Marmite and Irn-Bru are not banned in Canada, agency says
A squeezable plastic jar of Marmite is seen in London, Thursday, April 22, 2010. (AP / Matt Dunham)
Published Saturday, January 25, 2014 8:24PM EST
British expats, you can relax. The Scottish soft drink favourite Irn-Bru and iconic spread Marmite are not banned for sale in Canada, the Canadian Food Inspection Agency clarified Saturday, after a shopkeeper made headlines in the U.K., claiming he had been ordered to stop selling the popular British products.
“These products have been available on Canadian store shelves for more than a decade and will continue to be sold in stores across Canada,” the CFIA said in a statement released Saturday.
“Recently, a shipment containing a number of products imported from the U.K. was detained in the course of regular border activities because it contained meat products that were not accompanied by the required documentation.”
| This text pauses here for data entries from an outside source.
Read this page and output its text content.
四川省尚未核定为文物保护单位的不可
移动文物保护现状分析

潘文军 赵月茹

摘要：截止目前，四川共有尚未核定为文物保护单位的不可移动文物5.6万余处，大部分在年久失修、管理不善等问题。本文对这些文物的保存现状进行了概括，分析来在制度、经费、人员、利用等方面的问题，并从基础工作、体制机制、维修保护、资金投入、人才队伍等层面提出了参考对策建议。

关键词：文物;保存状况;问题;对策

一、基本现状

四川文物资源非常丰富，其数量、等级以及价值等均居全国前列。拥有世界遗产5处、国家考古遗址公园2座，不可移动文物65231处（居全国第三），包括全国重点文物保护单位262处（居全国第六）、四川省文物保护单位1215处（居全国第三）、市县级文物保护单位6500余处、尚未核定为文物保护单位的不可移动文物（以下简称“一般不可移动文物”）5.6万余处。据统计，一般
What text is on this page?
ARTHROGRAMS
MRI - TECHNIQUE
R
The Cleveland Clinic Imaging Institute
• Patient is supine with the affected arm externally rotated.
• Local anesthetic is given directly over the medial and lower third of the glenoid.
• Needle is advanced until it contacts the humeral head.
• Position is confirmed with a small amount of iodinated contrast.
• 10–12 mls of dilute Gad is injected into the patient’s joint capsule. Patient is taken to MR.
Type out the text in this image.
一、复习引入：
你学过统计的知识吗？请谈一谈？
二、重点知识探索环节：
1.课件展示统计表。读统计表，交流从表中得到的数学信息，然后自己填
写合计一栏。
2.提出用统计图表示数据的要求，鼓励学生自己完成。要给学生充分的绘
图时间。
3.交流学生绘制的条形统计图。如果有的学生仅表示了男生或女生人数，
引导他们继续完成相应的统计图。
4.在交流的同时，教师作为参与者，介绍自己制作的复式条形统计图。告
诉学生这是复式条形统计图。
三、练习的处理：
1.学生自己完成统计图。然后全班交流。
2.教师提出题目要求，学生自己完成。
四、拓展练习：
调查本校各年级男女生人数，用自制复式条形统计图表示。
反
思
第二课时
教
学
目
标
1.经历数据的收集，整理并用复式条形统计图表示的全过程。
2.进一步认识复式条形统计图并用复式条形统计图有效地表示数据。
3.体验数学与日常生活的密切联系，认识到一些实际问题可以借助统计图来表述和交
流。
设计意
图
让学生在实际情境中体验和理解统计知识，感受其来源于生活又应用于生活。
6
The statement goes on to say that the rejected shipment contained other products, including the bright-orange, caffeinated soft drink Irn-Bru described as Scotland's "other national drink" and Marmite, a traditional British spread, made from brewer’s yeast.
Tony Badger of Brit Foods, a company that runs stores specializing in British products in Saskatchewan, Alberta, and British Columbia, made headlines in the U.K. after claiming inspectors were cracking down on products sold at his stores, including Marmite, Irn-Bru, Bovril, Ovaltine and more because they fell afoul of the CFIA.
Badger claimed he couldn't import the British specialty products into Canada because they were are all apparently enriched with too many vitamins and minerals.
British press were aghast at the news, with The Mirror claiming, "Canada is a country where there are 31 guns for every hundred people, they hunt seals and black bears roam freely," before concluding Canada isn't really that "tough-skinned."
The Independent newspaper took a similar approach, saying that "In Canada it is perfectly legal to acquire a firearm and bullets. But Marmite and Irn-Bru are apparently a threat to the nation's health."
But the CFIA said Friday that the Brit Foods shipment was rejected at the border in Montreal because it contained meat products that were not accompanied by the required documentation.